Even if the number of critical threads does not exceed the number of cores, threads will still get swapped out or descheduled from time-to-time to allow other threads to run momentarily. In addition, even when a critical thread is spinning at 100% CPU, the scheduler will still occasionally move it to another free core even without obvious pressure from other threads. Such moves not only incur the cost of the switch itself, but also cause increased jitter due to cache invalidation.
To control threads from being scheduled-out we can pin each of our critical threads to a single core. Used in combination with core isolation to reduce interruptions from other tasks, this largely eliminates jitter caused by scheduler interruptions and core migrations, and maximises the benefits available from instruction and data caches.
One often overlooked consideration is core-to-core latency; if we are using the techniques mentioned above to pin our threads to cores, then it is also important to consider which threads we pin to which cores.

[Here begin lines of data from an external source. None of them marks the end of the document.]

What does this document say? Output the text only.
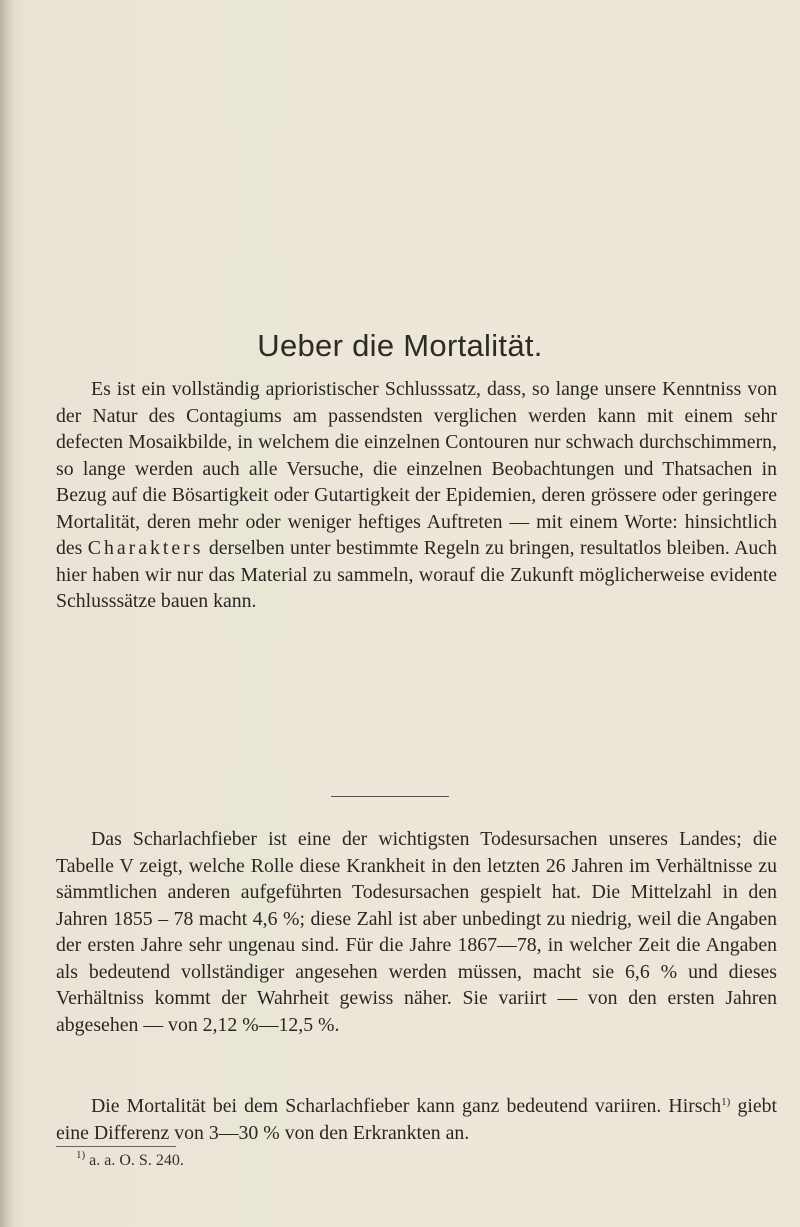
Ueber die Mortalität.

Es ist ein vollständig aprioristischer Schlusssatz, dass, so lange unsere Kenntniss von der Natur des Contagiums am passendsten verglichen werden kann mit einem sehr defecten Mosaikbilde, in welchem die einzelnen Contouren nur schwach durchschimmern, so lange werden auch alle Versuche, die einzelnen Beobachtungen und Thatsachen in Bezug auf die Bösartigkeit oder Gutartigkeit der Epidemien, deren grössere oder geringere Mortalität, deren mehr oder weniger heftiges Auftreten — mit einem Worte: hinsichtlich des Charakters derselben unter bestimmte Regeln zu bringen, resultatlos bleiben. Auch hier haben wir nur das Material zu sammeln, worauf die Zukunft möglicherweise evidente Schlusssätze bauen kann.

Das Scharlachfieber ist eine der wichtigsten Todesursachen unseres Landes; die Tabelle V zeigt, welche Rolle diese Krankheit in den letzten 26 Jahren im Verhältnisse zu sämmtlichen anderen aufgeführten Todesursachen gespielt hat. Die Mittelzahl in den Jahren 1855 – 78 macht 4,6 %; diese Zahl ist aber unbedingt zu niedrig, weil die Angaben der ersten Jahre sehr ungenau sind. Für die Jahre 1867—78, in welcher Zeit die Angaben als bedeutend vollständiger angesehen werden müssen, macht sie 6,6 % und dieses Verhältniss kommt der Wahrheit gewiss näher. Sie variirt — von den ersten Jahren abgesehen — von 2,12 %—12,5 %.

Die Mortalität bei dem Scharlachfieber kann ganz bedeutend variiren. Hirsch$^{1)}$ giebt eine Differenz von 3—30 % von den Erkrankten an.

$^{1)}$ a. a. O. S. 240.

For example, if we are exchanging data between two cores on the same socket, then it takes around 100 nanoseconds on Intel Xeon Gold 6346. If instead we exchanged data between cores on different sockets this would take around 225 nanoseconds. The first heatmap below shows the amount of time (in nanoseconds) it takes to exchange data between cores, clearly reflecting the difference in performance when both cores are on the same socket, vs data exchanged between sockets.
AMD architecture differs from Intel by introducing core complexes (CCX) which are subsets of cores within each socket sharing an L3 cache (vs Intel’s socket-wide L3 cache design). The number of cores in a CCX varies depending on the specific CPU, with 2, 4, and 8 being common configurations. This means that there is now a difference in performance depending on the placement of threads within a socket, as well as between sockets, with the best performance achieved when exchanging data between cores within the same CCX as is clearly seen in the second and third heatmaps below with 4- and 2-core CCXs respectively.

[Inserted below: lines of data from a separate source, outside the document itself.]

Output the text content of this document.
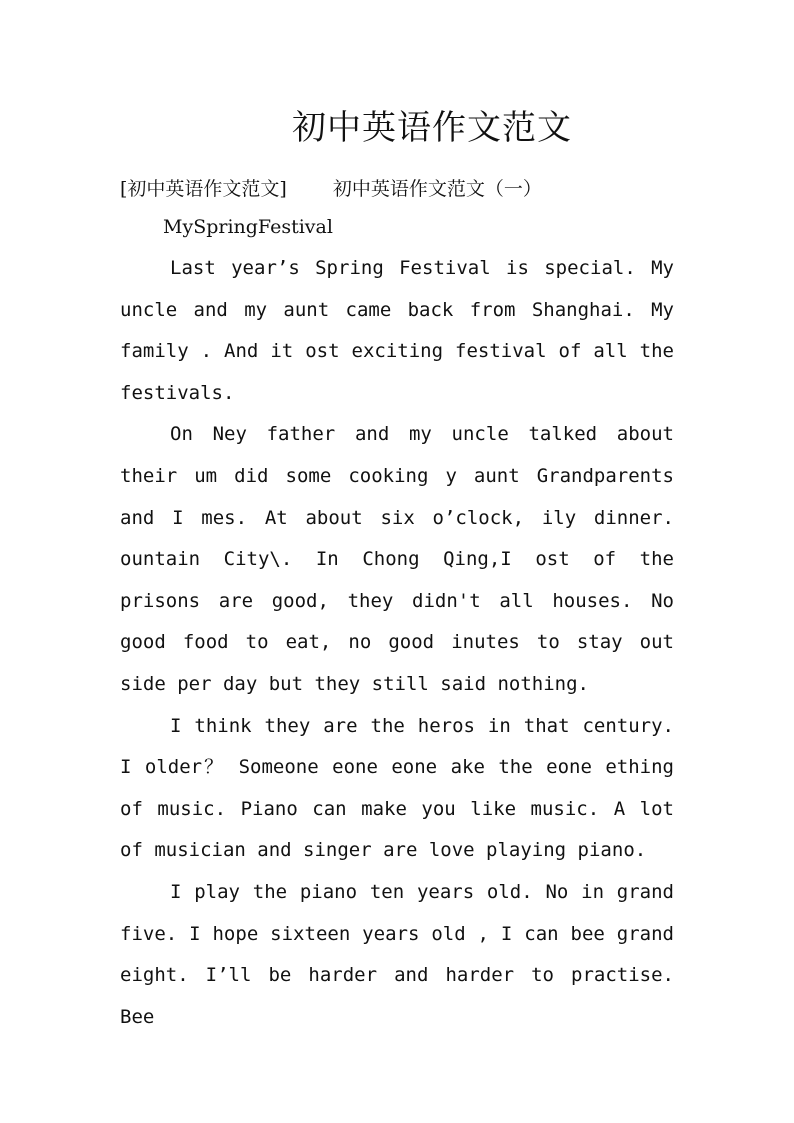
初中英语作文范文
[初中英语作文范文] 初中英语作文范文（一）
MySpringFestival

Last year’s Spring Festival is special. My uncle and my aunt came back from Shanghai. My family . And it ost exciting festival of all the festivals.

On Ney father and my uncle talked about their um did some cooking y aunt Grandparents and I mes. At about six o’clock, ily dinner. ountain City\. In Chong Qing,I ost of the prisons are good, they didn't all houses. No good food to eat, no good inutes to stay out side per day but they still said nothing.

I think they are the heros in that century. I older？ Someone eone eone ake the eone ething of music. Piano can make you like music. A lot of musician and singer are love playing piano.

I play the piano ten years old. No in grand five. I hope sixteen years old , I can bee grand eight. I’ll be harder and harder to practise. Bee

The following heatmaps show the latency when exchanging data between a pair of threads running on different cores, colour-coded with the lowest numbers green, and moving through yellow to red for the highest numbers. All three heatmaps use the same scale.

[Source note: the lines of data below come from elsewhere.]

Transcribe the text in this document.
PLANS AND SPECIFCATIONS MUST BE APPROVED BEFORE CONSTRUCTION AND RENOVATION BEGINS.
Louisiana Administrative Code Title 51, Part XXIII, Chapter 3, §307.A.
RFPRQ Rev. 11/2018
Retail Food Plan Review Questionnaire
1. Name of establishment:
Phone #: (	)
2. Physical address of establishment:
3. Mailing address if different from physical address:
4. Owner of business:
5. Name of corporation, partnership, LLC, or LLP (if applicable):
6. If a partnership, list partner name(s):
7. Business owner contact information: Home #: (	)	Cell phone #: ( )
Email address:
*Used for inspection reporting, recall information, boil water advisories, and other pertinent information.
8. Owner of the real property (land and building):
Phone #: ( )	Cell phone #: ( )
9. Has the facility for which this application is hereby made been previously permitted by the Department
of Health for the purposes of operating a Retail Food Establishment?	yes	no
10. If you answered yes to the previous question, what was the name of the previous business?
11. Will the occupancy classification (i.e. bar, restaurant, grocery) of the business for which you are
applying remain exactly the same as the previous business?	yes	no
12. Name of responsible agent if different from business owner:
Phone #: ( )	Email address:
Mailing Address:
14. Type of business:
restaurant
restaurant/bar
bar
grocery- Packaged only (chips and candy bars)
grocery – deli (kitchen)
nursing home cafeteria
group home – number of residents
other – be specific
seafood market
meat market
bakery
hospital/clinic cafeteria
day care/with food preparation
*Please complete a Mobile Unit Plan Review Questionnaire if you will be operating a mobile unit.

Intel Xeon Gold 6346 (2×16 core)
AMD EPYC 7343 (2×16 core, 4-core CCX)
AMD EPYC 73F3 (2×16 core, 2-core CCX)
In tuned Linux environments where threads have been pinned to isolated cores, the best core-to-core performance is available on AMD between cores within the same CCX. When exchanging data between cores in the same socket but across CCX groups, Intel outperforms AMD by around a factor of 2 in these tests. Intel also performs better than AMD by a similar margin when exchanging data between sockets.
Given this, when pinning a number of threads which fits within a CCX then AMD could offer superior performance for distributed applications (recall CCX sizes vary depending on CPU choice).
However, where workloads are spread over a larger number of threads, then Intel is likely to be the preferred platform given the lower, socket-wide core-to-core latencies. Intel is also likely to be the more flexible platform for accommodating expansion in the number of processes/threads given the more consistent socket-wide performance.
Another consideration for small-core-count CCX architectures is thermal management between cores within the same CCX. Specifically, the CCX design dictates that critical threads must be placed within the same CCX for best performance, but the relatively high heat density from neighbouring cores can cause performance to be throttled in some cases. By contrast, Intel’s design allows workloads to be more spread across the full socket which helps control heat density and gives more flexibility with thermal management.
Other operating systems such as macOS don’t offer quite the same level of fine-grained control as Linux when placing threads, and we are yet to spin up a mac M1 ultra, but when we do it’ll be interesting to see how it compares.